[Discovery] Use InfluxDB for some Analytics features?

Problem to solve

For data-intensive Analytics features like Productivity Analytics and Code Hotspots, Postgres is proving to be a limitation both for reading and writing. InfluxDB has been proposed as an alternative data store. Does InfluxDB suit our needs for these features?

Related issues

Discovery: Use Elasticsearch for some Analytics features?.

Some advantages of InfluxDB

Designed specifically for time series data, which is mainly what these data-intensive Analytics features consume.
In use since 2017 for storing Metrics data. (See the installation instructions.)
Customers can use Grafana to build custom dashboards on the data that is collected.

Some drawbacks of InfluxDB

Not all self-managed instances use InfluxDB. Those instance would not have access to any Analytics features that rely on it.
"SQL JOINs aren’t available for InfluxDB measurements" (source)
"InfluxDB is not a full CRUD database but more like a CR-ud, prioritizing the performance of creating and reading data over update and destroy, and preventing some update and destroy behaviors to make create and read more performant: To update a point, insert one with the same measurement, tag set, and timestamp. ... You can’t update or rename tags yet ... You can’t delete tags by tag key (as opposed to value)" (source)

In-house expertise

It looks like Pawel Chojnacki pawel@chojnacki.ws did most of the implementation in 2017, for example see b668aaf4, but he is no longer with the company. @djensen is currently requesting more information from the Monitor team and will update this section.

Relevant database fields

"The following measurements are currently stored in InfluxDB:

PROCESS_file_descriptors
PROCESS_gc_statistics
PROCESS_memory_usage
PROCESS_method_calls
PROCESS_object_counts
PROCESS_transactions
PROCESS_views
events

Here, PROCESS is replaced with either rails or sidekiq depending on the process type. ... [event] is used to store generic events such as the number of Git pushes, Emails sent, etc. Each point in this measurement has a single value field called count. The value of this field is simply set to 1." (source) (An "event" is a time series data point that occurs on an irregular period, and for Analytics we may be more interested in "metrics" which are regular data.)

Relevant files

lib/gitlab/metrics/influx_db.rb shows how InfluxDB::Client can be used
lib/gitlab/metrics/metric.rb has a to_hash method with an important comment about concurrency
lib/gitlab/metrics/samplers/influx_sampler.rb is a "Class that sends certain metrics to InfluxDB at a specific interval"

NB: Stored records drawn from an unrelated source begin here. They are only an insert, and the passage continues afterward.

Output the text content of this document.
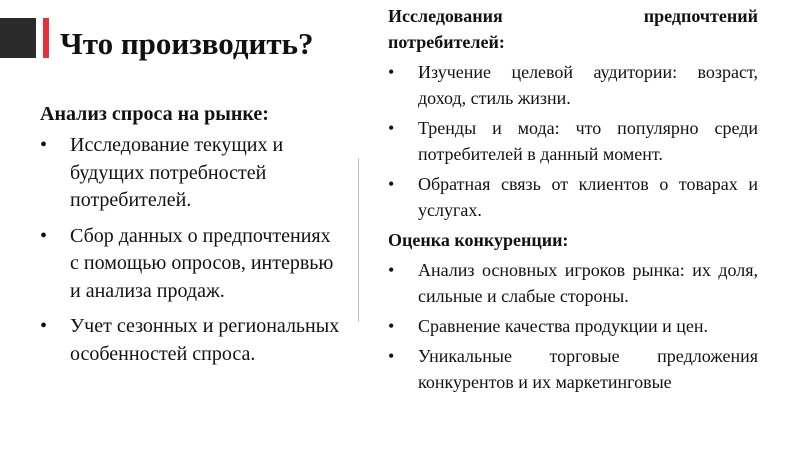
Что производить?
Анализ спроса на рынке:
• Исследование текущих и будущих потребностей потребителей.
• Сбор данных о предпочтениях с помощью опросов, интервью и анализа продаж.
• Учет сезонных и региональных особенностей спроса.
Исследования предпочтений
потребителей:
• Изучение целевой аудитории: возраст, доход, стиль жизни.
• Тренды и мода: что популярно среди потребителей в данный момент.
• Обратная связь от клиентов о товарах и услугах.
Оценка конкуренции:
• Анализ основных игроков рынка: их доля, сильные и слабые стороны.
• Сравнение качества продукции и цен.
• Уникальные торговые предложения конкурентов и их маркетинговые
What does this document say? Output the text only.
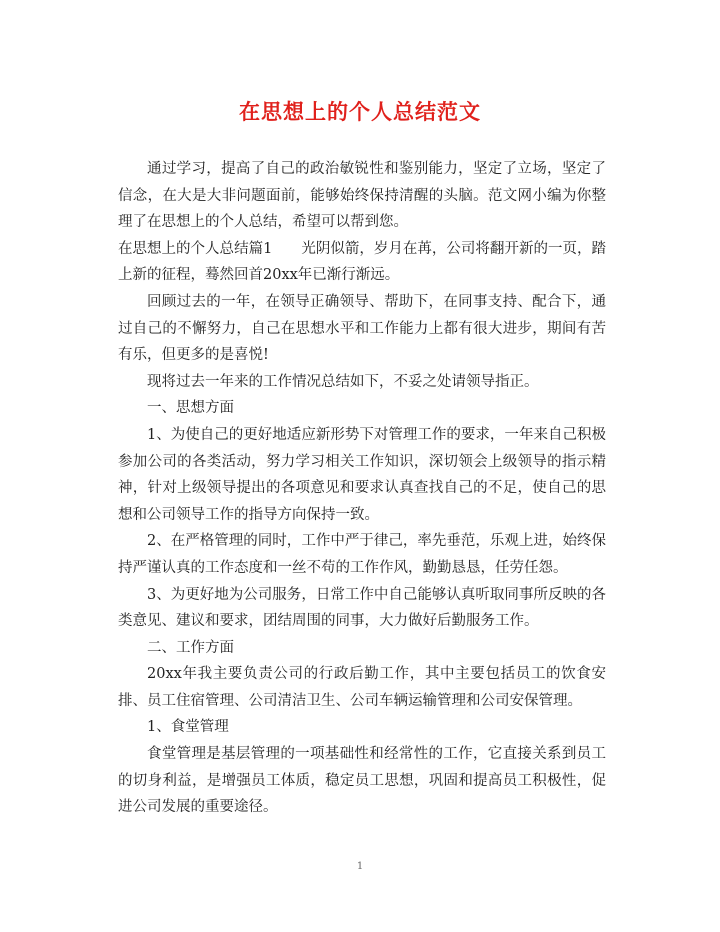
在思想上的个人总结范文

通过学习，提高了自己的政治敏锐性和鉴别能力，坚定了立场，坚定了信念，在大是大非问题面前，能够始终保持清醒的头脑。范文网小编为你整理了在思想上的个人总结，希望可以帮到您。

在思想上的个人总结篇1　　光阴似箭，岁月在苒，公司将翻开新的一页，踏上新的征程，蓦然回首20xx年已渐行渐远。

回顾过去的一年，在领导正确领导、帮助下，在同事支持、配合下，通过自己的不懈努力，自己在思想水平和工作能力上都有很大进步，期间有苦有乐，但更多的是喜悦!

现将过去一年来的工作情况总结如下，不妥之处请领导指正。

一、思想方面

1、为使自己的更好地适应新形势下对管理工作的要求，一年来自己积极参加公司的各类活动，努力学习相关工作知识，深切领会上级领导的指示精神，针对上级领导提出的各项意见和要求认真查找自己的不足，使自己的思想和公司领导工作的指导方向保持一致。

2、在严格管理的同时，工作中严于律己，率先垂范，乐观上进，始终保持严谨认真的工作态度和一丝不苟的工作作风，勤勤恳恳，任劳任怨。

3、为更好地为公司服务，日常工作中自己能够认真听取同事所反映的各类意见、建议和要求，团结周围的同事，大力做好后勤服务工作。

二、工作方面

20xx年我主要负责公司的行政后勤工作，其中主要包括员工的饮食安排、员工住宿管理、公司清洁卫生、公司车辆运输管理和公司安保管理。

1、食堂管理

食堂管理是基层管理的一项基础性和经常性的工作，它直接关系到员工的切身利益，是增强员工体质，稳定员工思想，巩固和提高员工积极性，促进公司发展的重要途径。

1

What does success look like, and how can we measure that?

Success is an InfluxDB proof of concept that confirms:

Extremely fast create (for backfilling data on the scale of gitlab.com)
Extremely fast querying (for quick page load times)
A manageable increase in complexity
Analytics data conforms to its time series or event structure requirements

This proof of concept should emulate Production volume for a typical day. Probably the most straightforward thing is to generate Code Hotspots data. Specifically, calculating and storing the total number of times each file in each Project was touched by a commit in that day.

Edited Oct 31, 2019 by Dan Jensen